Siegfried Weigel, der Sohn des Firmeninhabers und Enkel des Gründers, wurde als „geeignet“ befunden, den nun in VEB Feinfedern Karl-Marx-Stadt umbenannten Betrieb, als Direktor zu führen. Die Angliederung an das Kombinat Wälzlager und Normteile Karl-Marx-Stadt im Jahr 1975 bedeutete das endgültige Aus für freies unternehmerisches Handeln.
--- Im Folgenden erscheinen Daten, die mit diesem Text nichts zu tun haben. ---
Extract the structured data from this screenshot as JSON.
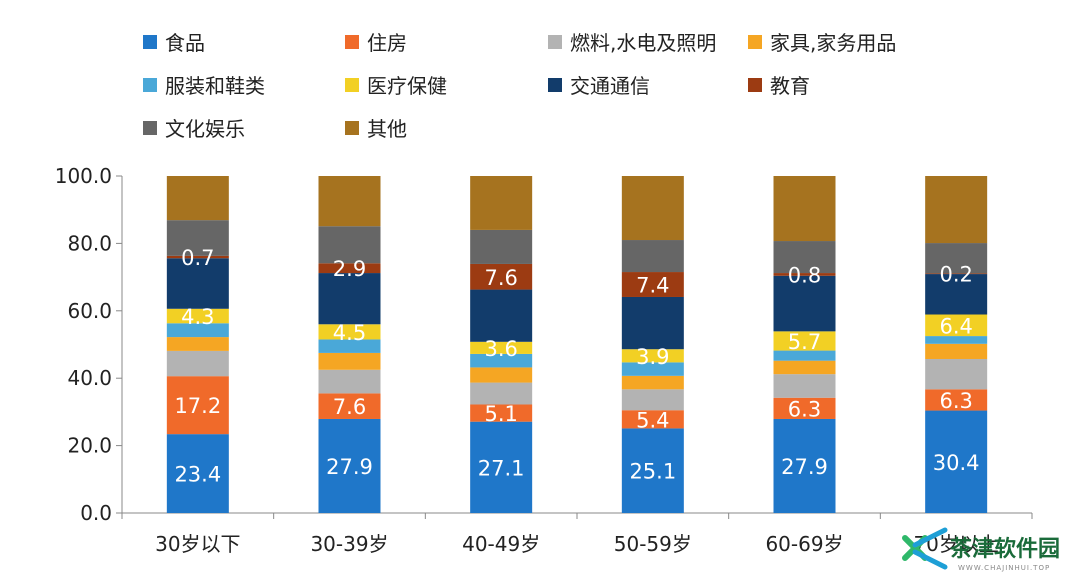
{
  "chart_data": {
    "type": "bar",
    "stacked": true,
    "ylim": [
      0,
      100
    ],
    "yticks": [
      "0.0",
      "20.0",
      "40.0",
      "60.0",
      "80.0",
      "100.0"
    ],
    "categories": [
      "30岁以下",
      "30-39岁",
      "40-49岁",
      "50-59岁",
      "60-69岁",
      "70岁以上"
    ],
    "legend_position": "top",
    "series": [
      {
        "name": "食品",
        "color": "#1f77c9",
        "values": [
          23.4,
          27.9,
          27.1,
          25.1,
          27.9,
          30.4
        ]
      },
      {
        "name": "住房",
        "color": "#f06a2a",
        "values": [
          17.2,
          7.6,
          5.1,
          5.4,
          6.3,
          6.3
        ]
      },
      {
        "name": "燃料,水电及照明",
        "color": "#b3b3b3",
        "values": [
          7.5,
          7.0,
          6.5,
          6.2,
          7.0,
          9.0
        ]
      },
      {
        "name": "家具,家务用品",
        "color": "#f5a623",
        "values": [
          4.1,
          5.0,
          4.5,
          4.0,
          4.0,
          4.5
        ]
      },
      {
        "name": "服装和鞋类",
        "color": "#4aa8d8",
        "values": [
          4.1,
          4.0,
          4.0,
          4.0,
          3.0,
          2.3
        ]
      },
      {
        "name": "医疗保健",
        "color": "#f2d024",
        "values": [
          4.3,
          4.5,
          3.6,
          3.9,
          5.7,
          6.4
        ]
      },
      {
        "name": "交通通信",
        "color": "#123c6b",
        "values": [
          15.0,
          15.2,
          15.5,
          15.5,
          16.5,
          12.0
        ]
      },
      {
        "name": "教育",
        "color": "#9c3b12",
        "values": [
          0.7,
          2.9,
          7.6,
          7.4,
          0.8,
          0.2
        ]
      },
      {
        "name": "文化娱乐",
        "color": "#666666",
        "values": [
          10.6,
          11.0,
          10.1,
          9.5,
          9.5,
          9.0
        ]
      },
      {
        "name": "其他",
        "color": "#a6731f",
        "values": [
          13.1,
          14.9,
          16.0,
          19.0,
          19.3,
          19.9
        ]
      }
    ],
    "data_labels": [
      [
        "23.4",
        "17.2",
        "",
        "",
        "",
        "4.3",
        "",
        "0.7",
        "",
        ""
      ],
      [
        "27.9",
        "7.6",
        "",
        "",
        "",
        "4.5",
        "",
        "2.9",
        "",
        ""
      ],
      [
        "27.1",
        "5.1",
        "",
        "",
        "",
        "3.6",
        "",
        "7.6",
        "",
        ""
      ],
      [
        "25.1",
        "5.4",
        "",
        "",
        "",
        "3.9",
        "",
        "7.4",
        "",
        ""
      ],
      [
        "27.9",
        "6.3",
        "",
        "",
        "",
        "5.7",
        "",
        "0.8",
        "",
        ""
      ],
      [
        "30.4",
        "6.3",
        "",
        "",
        "",
        "6.4",
        "",
        "0.2",
        "",
        ""
      ]
    ]
  },
  "watermark": {
    "title": "茶津软件园",
    "subtitle": "WWW.CHAJINHUI.TOP"
  }
}
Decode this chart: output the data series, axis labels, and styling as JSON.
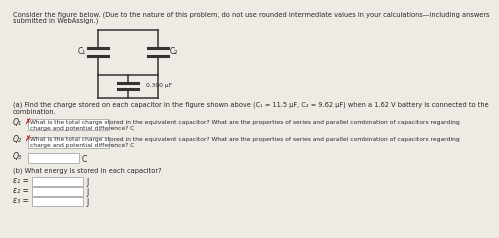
{
  "background_color": "#eeeae4",
  "title_line1": "Consider the figure below. (Due to the nature of this problem, do not use rounded intermediate values in your calculations—including answers",
  "title_line2": "submitted in WebAssign.)",
  "title_fontsize": 4.8,
  "c1_label": "C₁",
  "c2_label": "C₂",
  "c3_label": "0.300 μF",
  "part_a_line1": "(a) Find the charge stored on each capacitor in the figure shown above (C₁ = 11.5 μF, C₂ = 9.62 μF) when a 1.62 V battery is connected to the",
  "part_a_line2": "combination.",
  "part_a_fontsize": 4.8,
  "q1_label": "Q₁",
  "q1_sub": "=",
  "q1_hint_line1": "What is the total charge stored in the equivalent capacitor? What are the properties of series and parallel combination of capacitors regarding",
  "q1_hint_line2": "charge and potential difference? C",
  "q2_label": "Q₂",
  "q2_sub": "=",
  "q2_hint_line1": "What is the total charge stored in the equivalent capacitor? What are the properties of series and parallel combination of capacitors regarding",
  "q2_hint_line2": "charge and potential difference? C",
  "q3_label": "Q₃",
  "q3_sub": "=",
  "q3_unit": "C",
  "part_b_text": "(b) What energy is stored in each capacitor?",
  "e1_label": "ε₁ =",
  "e2_label": "ε₂ =",
  "e3_label": "ε₃ =",
  "e_unit": "J",
  "hint_fontsize": 4.3,
  "label_fontsize": 5.5,
  "small_fontsize": 4.8,
  "x_mark_color": "#bb0000",
  "text_color": "#2a2a2a",
  "line_color": "#333333",
  "box_edge_color": "#999999",
  "box_face_color": "#ffffff"
}
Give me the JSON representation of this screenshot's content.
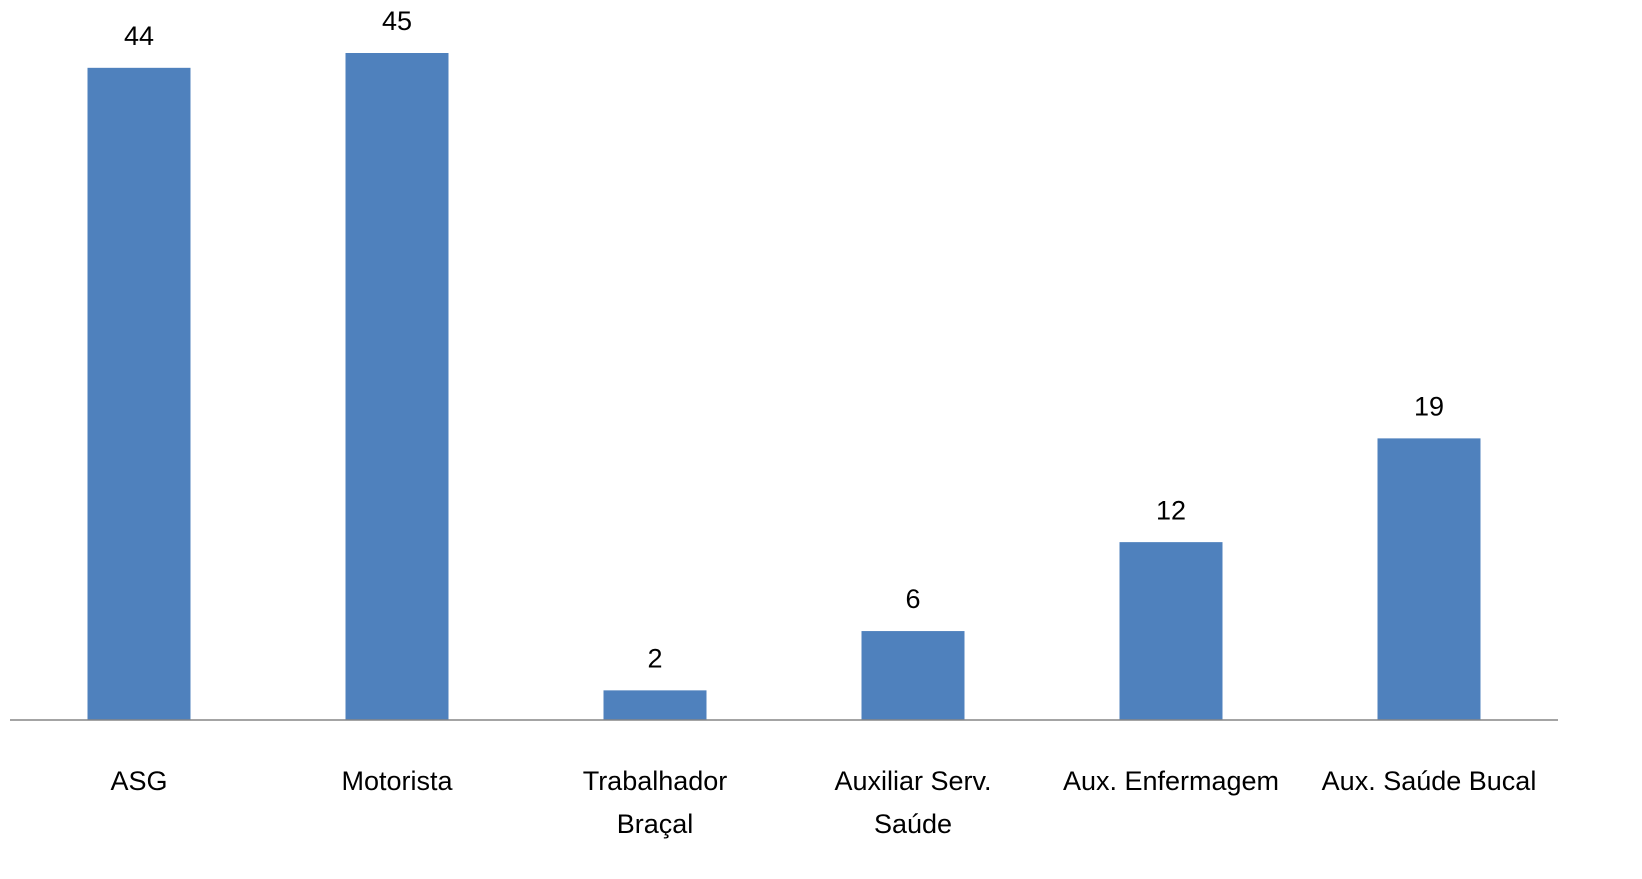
{
  "chart_data": {
    "type": "bar",
    "categories": [
      "ASG",
      "Motorista",
      "Trabalhador Braçal",
      "Auxiliar Serv. Saúde",
      "Aux. Enfermagem",
      "Aux. Saúde Bucal"
    ],
    "values": [
      44,
      45,
      2,
      6,
      12,
      19
    ],
    "color": "#4f81bd"
  }
}
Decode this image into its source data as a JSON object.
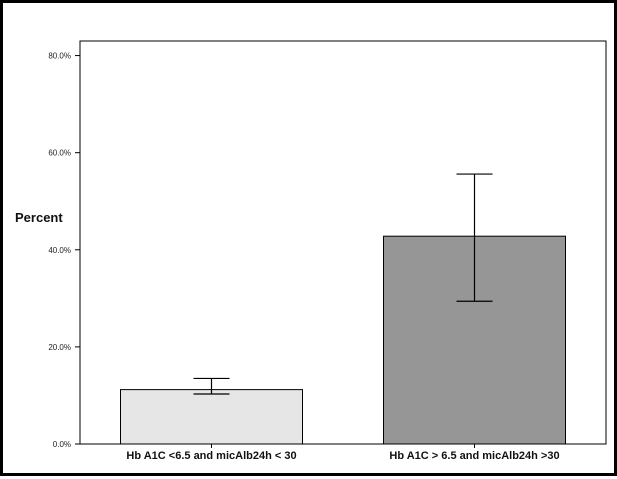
{
  "chart_data": {
    "type": "bar",
    "title": "",
    "xlabel": "",
    "ylabel": "Percent",
    "categories": [
      "Hb A1C <6.5 and micAlb24h < 30",
      "Hb A1C > 6.5 and micAlb24h >30"
    ],
    "values": [
      11.2,
      42.8
    ],
    "error_low": [
      10.3,
      29.4
    ],
    "error_high": [
      13.5,
      55.6
    ],
    "bar_colors": [
      "#e6e6e6",
      "#969696"
    ],
    "ylim": [
      0,
      83
    ],
    "yticks": [
      0,
      20,
      40,
      60,
      80
    ],
    "ytick_labels": [
      "0.0%",
      "20.0%",
      "40.0%",
      "60.0%",
      "80.0%"
    ],
    "grid": false,
    "legend": "none"
  }
}
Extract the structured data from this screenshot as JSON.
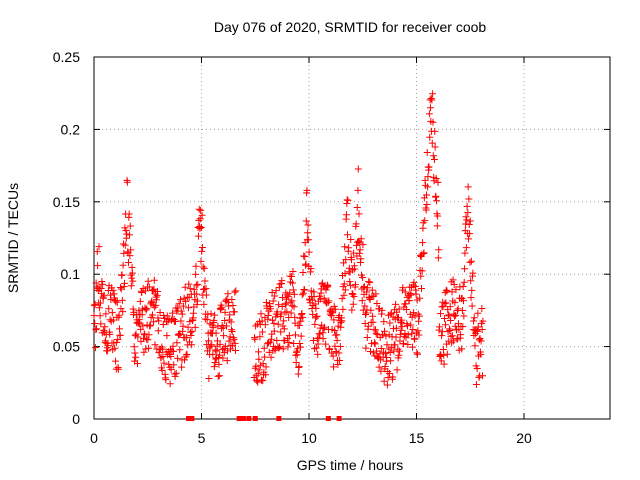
{
  "chart_data": {
    "type": "scatter",
    "title": "Day 076 of 2020, SRMTID for receiver coob",
    "xlabel": "GPS time / hours",
    "ylabel": "SRMTID / TECUs",
    "xlim": [
      0,
      24
    ],
    "ylim": [
      0,
      0.25
    ],
    "xticks": [
      0,
      5,
      10,
      15,
      20
    ],
    "xtick_labels": [
      "0",
      "5",
      "10",
      "15",
      "20"
    ],
    "yticks": [
      0,
      0.05,
      0.1,
      0.15,
      0.2,
      0.25
    ],
    "ytick_labels": [
      "0",
      "0.05",
      "0.1",
      "0.15",
      "0.2",
      "0.25"
    ],
    "grid": true,
    "marker": "+",
    "color": "#ff0000",
    "series": [
      {
        "name": "SRMTID",
        "segments": [
          {
            "x_start": 0.0,
            "x_end": 6.6,
            "baseline": 0.06,
            "peaks": [
              [
                0.2,
                0.13
              ],
              [
                1.55,
                0.17
              ],
              [
                2.8,
                0.11
              ],
              [
                4.95,
                0.16
              ],
              [
                5.5,
                0.09
              ]
            ]
          },
          {
            "x_start": 7.45,
            "x_end": 18.1,
            "baseline": 0.06,
            "peaks": [
              [
                9.2,
                0.12
              ],
              [
                9.9,
                0.16
              ],
              [
                11.8,
                0.16
              ],
              [
                12.3,
                0.175
              ],
              [
                15.4,
                0.17
              ],
              [
                15.7,
                0.24
              ],
              [
                16.6,
                0.1
              ],
              [
                17.4,
                0.165
              ]
            ]
          }
        ]
      }
    ],
    "zero_markers_x": [
      4.4,
      4.55,
      6.75,
      6.95,
      7.2,
      7.5,
      8.6,
      10.9,
      11.4
    ]
  }
}
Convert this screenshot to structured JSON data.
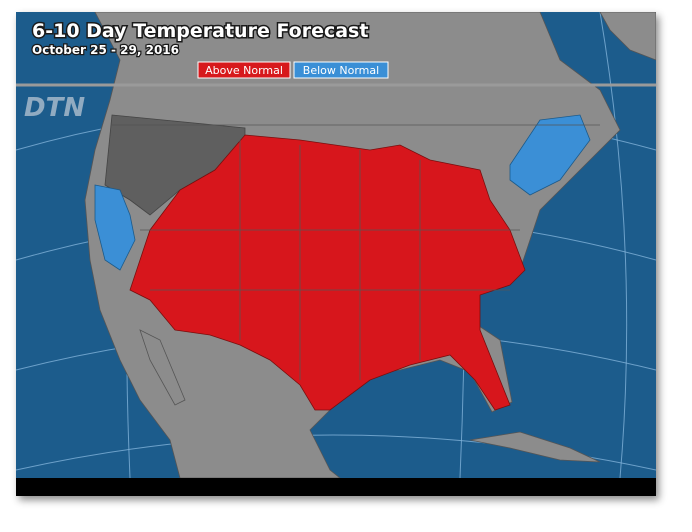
{
  "header": {
    "title": "6-10 Day Temperature Forecast",
    "subtitle": "October 25 - 29, 2016"
  },
  "legend": {
    "items": [
      {
        "label": "Above Normal",
        "color": "#d7191c"
      },
      {
        "label": "Below Normal",
        "color": "#3a8fd6"
      }
    ]
  },
  "logo": "DTN"
}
Bürokratismus und ständige Materialengpässe setzen dem Betrieb hart zu. Notwendige Investitionen wurden von der zentralen Kombinatsleitung nicht bewilligt. Am Tiefpunkt steht dem Betrieb als einziges eigenes Transportmittel nur noch ein Barkas-Lieferwagen zur Verfügung, mit einem Monatskontingent von 25 Litern Benzin…
1989 brachen nicht nur die alten Strukturen der DDR zusammen, auch Lieferanten und Kunden der Federnfabrik hörten auf zu existieren. Das große Sterben der „volkseigenen“ Betriebe setzte ein. Schon Im Frühjahr 1990 stellte der Liberaldemokrat Siegfried Weigel beim Wirtschaftsrat den Antrag zur Reprivatisierung des Unternehmens.
Wenn auch der erste Anlauf an der überhöhten Kaufpreisforderung der Treuhandanstalt scheiterte und die von der Treuhandanstalt ausgesandten „Berater“ die Zukunft des Unternehmens düster prognostizierten, ging mit Wirkung zum 1. Mai 1990 die Alfred Weigel KG Federnfabrik wieder in Familienbesitz über.
Mit Mut und Unternehmergeist startete das alte – neue Unternehmen in die soziale Marktwirtschaft. Wieder einmal haben sich unternehmerischer Mut und Treue zur Firmentradition Bahn gebrochen und eine neue Perspektive möglich gemacht. 1992 übernahm die Urenkelin des Firmengründers, Eva Donath, die Geschäfte und führt sie, gemeinsam mit ihrer Schwester Anja Fritzsche, bis heute.